A Tobacco Control Policy & Legal Resource Center
Supporting Smokefree Air & Tobacco-Free Lives

National Report: New Jersey Tied for Last in Protecting Kids from Tobacco (Campaign for Tobacco-Free Kids, PR Newswire)

Posted on

New Jersey is tied for last nationwide in funding programs to prevent kids from smoking and help smokers quit, according to a report released today by a coalition of public health organizations. New Jersey and Connecticut have budgeted zero state funds this year for tobacco prevention and cessation programs. The CDC recommends New Jersey spend $103.3 million on tobacco prevention programs. Smoking is the nation’s number 1 cause of preventable death. Tobacco use claims 11,800 New Jersey lives and costs the state over $4 billion in health care bills annually.
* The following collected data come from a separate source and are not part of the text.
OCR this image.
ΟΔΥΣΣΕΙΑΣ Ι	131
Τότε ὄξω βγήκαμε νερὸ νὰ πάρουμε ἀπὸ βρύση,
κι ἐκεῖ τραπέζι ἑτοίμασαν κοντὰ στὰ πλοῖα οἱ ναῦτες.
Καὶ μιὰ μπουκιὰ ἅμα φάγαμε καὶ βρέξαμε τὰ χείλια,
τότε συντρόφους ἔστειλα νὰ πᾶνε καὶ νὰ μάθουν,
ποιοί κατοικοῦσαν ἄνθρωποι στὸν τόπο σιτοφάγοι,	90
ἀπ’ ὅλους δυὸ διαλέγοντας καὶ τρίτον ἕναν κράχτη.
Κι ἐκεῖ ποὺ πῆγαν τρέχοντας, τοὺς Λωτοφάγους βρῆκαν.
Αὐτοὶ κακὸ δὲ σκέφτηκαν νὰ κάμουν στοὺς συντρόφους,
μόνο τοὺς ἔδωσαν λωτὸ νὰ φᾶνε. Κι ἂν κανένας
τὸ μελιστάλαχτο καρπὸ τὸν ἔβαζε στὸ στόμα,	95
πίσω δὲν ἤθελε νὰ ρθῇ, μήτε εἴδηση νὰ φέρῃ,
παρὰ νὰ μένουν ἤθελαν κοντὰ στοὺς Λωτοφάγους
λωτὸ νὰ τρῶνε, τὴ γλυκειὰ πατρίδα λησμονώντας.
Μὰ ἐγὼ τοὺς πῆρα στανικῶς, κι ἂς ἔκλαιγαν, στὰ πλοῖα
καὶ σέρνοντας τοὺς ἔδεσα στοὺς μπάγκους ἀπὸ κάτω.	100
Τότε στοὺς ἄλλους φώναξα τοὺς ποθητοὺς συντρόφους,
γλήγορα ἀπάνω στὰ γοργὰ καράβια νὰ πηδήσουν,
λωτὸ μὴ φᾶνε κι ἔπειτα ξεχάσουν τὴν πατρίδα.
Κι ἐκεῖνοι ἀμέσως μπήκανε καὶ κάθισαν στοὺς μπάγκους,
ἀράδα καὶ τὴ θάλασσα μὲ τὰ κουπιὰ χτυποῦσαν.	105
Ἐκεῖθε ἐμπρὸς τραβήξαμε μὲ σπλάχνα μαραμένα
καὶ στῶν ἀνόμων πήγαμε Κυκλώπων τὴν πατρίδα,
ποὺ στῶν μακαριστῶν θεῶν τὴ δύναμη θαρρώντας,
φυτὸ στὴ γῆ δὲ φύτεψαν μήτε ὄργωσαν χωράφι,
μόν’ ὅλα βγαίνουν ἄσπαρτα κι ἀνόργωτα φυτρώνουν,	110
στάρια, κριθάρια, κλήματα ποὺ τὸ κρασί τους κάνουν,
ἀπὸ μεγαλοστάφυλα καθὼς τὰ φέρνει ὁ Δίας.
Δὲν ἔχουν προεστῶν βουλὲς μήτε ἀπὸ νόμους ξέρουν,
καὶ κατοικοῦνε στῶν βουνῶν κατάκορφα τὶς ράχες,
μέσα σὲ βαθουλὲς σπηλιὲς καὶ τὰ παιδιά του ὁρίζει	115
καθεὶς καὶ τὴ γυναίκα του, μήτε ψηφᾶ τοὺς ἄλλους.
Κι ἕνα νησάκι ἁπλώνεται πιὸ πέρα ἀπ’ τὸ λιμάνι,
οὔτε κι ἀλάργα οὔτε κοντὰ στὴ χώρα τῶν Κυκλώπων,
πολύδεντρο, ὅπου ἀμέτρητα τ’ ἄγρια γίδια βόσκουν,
Today’s report, titled “Broken Promises to Our Children: A State-by-State Look at the 1998 State Tobacco Settlement 18 Years Later,” spotlights the need for stronger tobacco prevention efforts in New Jersey. In addition, health advocates in New Jersey are urging lawmakers to increase the minimum sale age for tobacco products to 21. Nearly all adult smokers start smoking before they turn 21, so this legislation will prevent young people from ever starting to smoke. The legislature passed the measure last session, but Gov. Chris Christie vetoed the bill.